Мирсаит-абзый добродушно засмеялся:
— На учителке Зульхабире.
— Ой, да она меня не любит.
— Почему же не любит? Любит. Только, говорит, на курсы в Москву съезжу, а там, говорит, с руками с ногами за Нефуша согласная, женой ему буду!
— Ой, да не смейся уж, Мирсаит-абзый, душа моя, али сам не знаешь? Она ведь, кроме как издеваться надо мной, более и знать ничего не хочет: ты, говорит, Нефуш, чурбашка неотесанная. Ежели б, говорит, ты не болтал бесперестанно языком, тебя давно ворона бы унесла. Насмехается почем зря, чего только она не говорит, хоть стой, хоть падай.

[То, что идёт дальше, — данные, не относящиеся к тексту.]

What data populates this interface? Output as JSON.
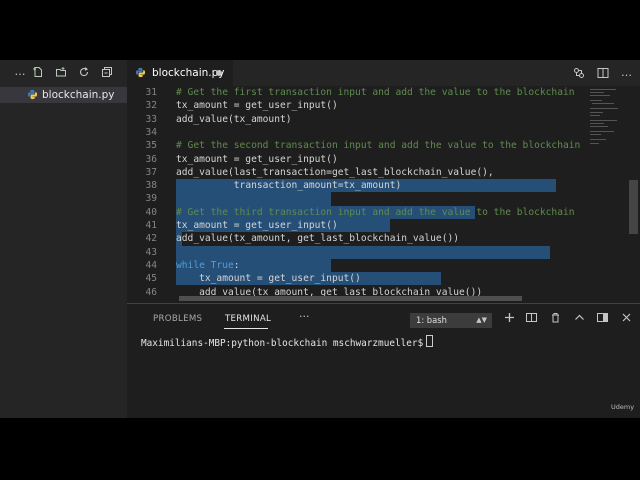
{
  "explorer": {
    "toolbar_icons": [
      "more-icon",
      "new-file-icon",
      "new-folder-icon",
      "refresh-icon",
      "collapse-all-icon"
    ],
    "files": [
      {
        "name": "blockchain.py",
        "icon": "python-icon"
      }
    ]
  },
  "tab": {
    "filename": "blockchain.py",
    "modified": true,
    "actions": [
      "open-changes-icon",
      "split-editor-icon",
      "more-actions-icon"
    ]
  },
  "editor": {
    "lines": [
      {
        "num": "31",
        "indent": "",
        "text": "# Get the first transaction input and add the value to the blockchain",
        "kind": "comment"
      },
      {
        "num": "32",
        "indent": "",
        "text": "tx_amount = get_user_input()",
        "kind": "text"
      },
      {
        "num": "33",
        "indent": "",
        "text": "add_value(tx_amount)",
        "kind": "text"
      },
      {
        "num": "34",
        "indent": "",
        "text": "",
        "kind": "text"
      },
      {
        "num": "35",
        "indent": "",
        "text": "# Get the second transaction input and add the value to the blockchain",
        "kind": "comment"
      },
      {
        "num": "36",
        "indent": "",
        "text": "tx_amount = get_user_input()",
        "kind": "text"
      },
      {
        "num": "37",
        "indent": "",
        "text": "add_value(last_transaction=get_last_blockchain_value(),",
        "kind": "text"
      },
      {
        "num": "38",
        "indent": "          ",
        "text": "transaction_amount=tx_amount)",
        "kind": "text"
      },
      {
        "num": "39",
        "indent": "",
        "text": "",
        "kind": "text"
      },
      {
        "num": "40",
        "indent": "",
        "text": "# Get the third transaction input and add the value to the blockchain",
        "kind": "comment"
      },
      {
        "num": "41",
        "indent": "",
        "text": "tx_amount = get_user_input()",
        "kind": "text"
      },
      {
        "num": "42",
        "indent": "",
        "text": "add_value(tx_amount, get_last_blockchain_value())",
        "kind": "text"
      },
      {
        "num": "43",
        "indent": "",
        "text": "",
        "kind": "text"
      },
      {
        "num": "44",
        "indent": "",
        "text": "",
        "kind": "while",
        "keyword": "while",
        "constant": "True",
        "punct": ":"
      },
      {
        "num": "45",
        "indent": "    ",
        "text": "tx_amount = get_user_input()",
        "kind": "text"
      },
      {
        "num": "46",
        "indent": "    ",
        "text": "add_value(tx_amount, get_last_blockchain_value())",
        "kind": "text"
      }
    ]
  },
  "panel": {
    "tabs": [
      "PROBLEMS",
      "TERMINAL"
    ],
    "active_tab": "TERMINAL",
    "more": "···",
    "terminal_select": "1: bash",
    "actions": [
      "new-terminal-icon",
      "split-terminal-icon",
      "kill-terminal-icon",
      "maximize-panel-icon",
      "toggle-panel-icon",
      "close-panel-icon"
    ],
    "prompt": "Maximilians-MBP:python-blockchain mschwarzmueller$"
  },
  "watermark": "Udemy",
  "colors": {
    "comment": "#608b4e",
    "keyword": "#569cd6",
    "selection": "#264f78",
    "line_number": "#858585",
    "text": "#d4d4d4"
  }
}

— Ну, значит, любит. Потому как всякому такое не скажешь — тому только,, к кому сердце лежит, — заключил, ухмыляясь необидно, Мирсаит-абзый. — Начальники говорят, пущай, мол, Набиулла Фахриев обучится бетонному делу, тогда, ближе к весне, справим им с учителкой Зульхабирой красную свадьбу.
Нефуш — Певчая Пташка смекнул уже, что к чему, потому не спорил, лишь хохотнул восхищенно:
— Ну и хитрый же ты, Мирсаит-абзый, начальники, мол. Ты ведь сам все это выдумал, а? Не запирайся!
Ардуанов, откинувшись на спинку стула, от души рассмеялся. Аж слезы у него выступили.
— Ничего-то от вас, ребятки, не скроешь. Эх, дети мои, дети... Ну, ладно, пора расходиться, завтра, чаи, не праздник. С утра на работу. — И серьезно уже, твердо сказал: — А насчет бетонщиков это я не выдумал. Нурисламов, который в отделе кадров начальником, так и сказал: зайду, мол, непременно к вам в барак, потолкуем, что и как, от чистого сердца. Любит он нас.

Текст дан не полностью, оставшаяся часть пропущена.